|Taylor, Joshua - Bret|
Submitted to: Placenta
Publication Type: Peer Reviewed Journal
Publication Acceptance Date: 2/9/2008
Publication Date: 5/1/2008
Citation: Evoniuk, J., Johnson, M., Borowicz, P., Caton, J.S., Vonnahme, K., Reynolds, J., Taylor, J.B., Stoltenow, C., Orourke, K.I., Redmer, D. 2008. Effects of Nutrition and Genotype on Prion Protein (PrPC) Gene Expression in the Fetal and Maternal Sheep Placenta. Placenta. 29(5):422-428. Interpretive Summary: Scrapie is a fatal disease of sheep, apparently spread by contamination of pastures and lambing barns by placentas containing the infectious agent. The factors controlling accumulation of the infectious agent in the placenta include the genetics of the fetus, although other contributing factors have not been examined. The infectious agent is associated with an abnormal form (PrP-Sc) of a normal protein (PrP-c). In experimental rodent models, increasing amounts of PrP-c result in increased susceptibility to scrapie. Because maternal nutrition is an important factor in placental development, this study investigated the effects of fetal genotype and maternal nutrition on the amount of PrP-c in the placenta. They demonstrated small but significant increase in PrP-c levels in ewes with a nutritionally restricted diet but no changes associated with fetal genotype. If PrP-c levels are an indicator of relative susceptibility in sheep, this study suggests that flock management practices may play a role in scrapie transmission.
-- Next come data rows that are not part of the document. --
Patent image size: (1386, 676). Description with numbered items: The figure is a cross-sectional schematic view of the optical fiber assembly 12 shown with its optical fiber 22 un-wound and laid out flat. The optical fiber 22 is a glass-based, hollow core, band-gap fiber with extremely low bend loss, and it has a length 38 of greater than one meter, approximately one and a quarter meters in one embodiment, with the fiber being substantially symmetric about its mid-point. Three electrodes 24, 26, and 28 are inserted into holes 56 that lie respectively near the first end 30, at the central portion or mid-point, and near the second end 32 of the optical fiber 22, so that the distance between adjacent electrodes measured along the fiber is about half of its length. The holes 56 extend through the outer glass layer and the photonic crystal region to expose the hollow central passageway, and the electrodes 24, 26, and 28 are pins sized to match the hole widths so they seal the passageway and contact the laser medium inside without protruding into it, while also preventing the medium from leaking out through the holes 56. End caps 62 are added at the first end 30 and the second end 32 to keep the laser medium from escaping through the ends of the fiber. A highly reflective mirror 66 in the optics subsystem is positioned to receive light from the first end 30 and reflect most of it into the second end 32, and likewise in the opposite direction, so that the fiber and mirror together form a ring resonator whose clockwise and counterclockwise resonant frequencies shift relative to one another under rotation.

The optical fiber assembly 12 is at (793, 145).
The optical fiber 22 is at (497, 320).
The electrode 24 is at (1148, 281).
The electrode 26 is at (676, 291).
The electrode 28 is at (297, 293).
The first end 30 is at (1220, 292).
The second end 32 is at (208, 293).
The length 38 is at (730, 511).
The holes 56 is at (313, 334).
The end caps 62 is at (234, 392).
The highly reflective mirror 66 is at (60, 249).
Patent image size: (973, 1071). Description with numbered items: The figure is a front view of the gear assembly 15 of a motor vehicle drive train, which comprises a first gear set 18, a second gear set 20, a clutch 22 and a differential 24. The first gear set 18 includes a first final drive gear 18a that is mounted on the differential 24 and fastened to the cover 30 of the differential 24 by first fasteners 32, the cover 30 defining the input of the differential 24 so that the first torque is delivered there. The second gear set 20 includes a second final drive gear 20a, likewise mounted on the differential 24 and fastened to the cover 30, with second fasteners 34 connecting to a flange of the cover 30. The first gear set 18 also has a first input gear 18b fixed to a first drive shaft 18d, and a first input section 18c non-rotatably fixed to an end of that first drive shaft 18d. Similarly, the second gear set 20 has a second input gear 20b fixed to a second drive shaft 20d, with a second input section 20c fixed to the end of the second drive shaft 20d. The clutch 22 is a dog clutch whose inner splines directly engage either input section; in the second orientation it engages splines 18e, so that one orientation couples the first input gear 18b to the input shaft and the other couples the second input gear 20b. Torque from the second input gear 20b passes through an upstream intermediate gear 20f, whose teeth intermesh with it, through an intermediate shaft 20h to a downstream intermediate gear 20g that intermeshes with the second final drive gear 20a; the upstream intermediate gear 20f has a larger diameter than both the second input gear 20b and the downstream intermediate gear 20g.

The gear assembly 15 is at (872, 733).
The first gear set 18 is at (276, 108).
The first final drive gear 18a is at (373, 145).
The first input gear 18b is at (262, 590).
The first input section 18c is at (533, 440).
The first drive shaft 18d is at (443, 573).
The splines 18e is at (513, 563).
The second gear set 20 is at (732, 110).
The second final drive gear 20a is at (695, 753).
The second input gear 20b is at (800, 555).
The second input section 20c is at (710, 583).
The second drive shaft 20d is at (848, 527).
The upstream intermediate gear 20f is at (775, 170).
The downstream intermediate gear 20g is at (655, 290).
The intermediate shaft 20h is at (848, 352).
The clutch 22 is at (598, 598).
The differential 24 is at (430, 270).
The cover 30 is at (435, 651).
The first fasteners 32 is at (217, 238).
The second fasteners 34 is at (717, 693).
Technical Abstract: Scrapie is the prototype transmissible spongiform encephalopathy, or prion disease, of domestic livestock. The disease appears to be transmitted most readily by post-parturient ewes and the presence of the marker protein PrP-Sc in the shed fetal cotyledon suggests that contamination of the lambing pens by placentas of infected ewes contributes to spread of the disease. Relative scrapie susceptibility is associated with naturally occurring polymorphisms in the gene (PRNP) encoding the normal isoform (PrP-c) of the marker protein. PrP-c expression is necessary for infection and rodent models suggest that overexpression of the gene is associated with increased susceptibility. In this study, the investigators examined the effect of genotype and maternal nutrition on the level of PRNP mRNA and PrP-c in the ovine placenta. PrP-c expression was primarily localized to the fetal cotyledon, primarily the trophoblast cells, the site of PrP-Sc accumulation in the infected ewe. There were no genotype effects on PrPC protein expression however cotyledonary PrPC mRNA expression was greater (P < 0.02) when codon 136 was homozygous for alanine (1.41 ± 0.08; n = 40) compared to heterozygous tissue (0.86 ± 0.07). PrP-c levels were reduced in ewes receiving adequate nutrition through pregnancy compared to those with nutritional restriction. This finding suggests that husbandry may play an accessory role in scrapie susceptibility.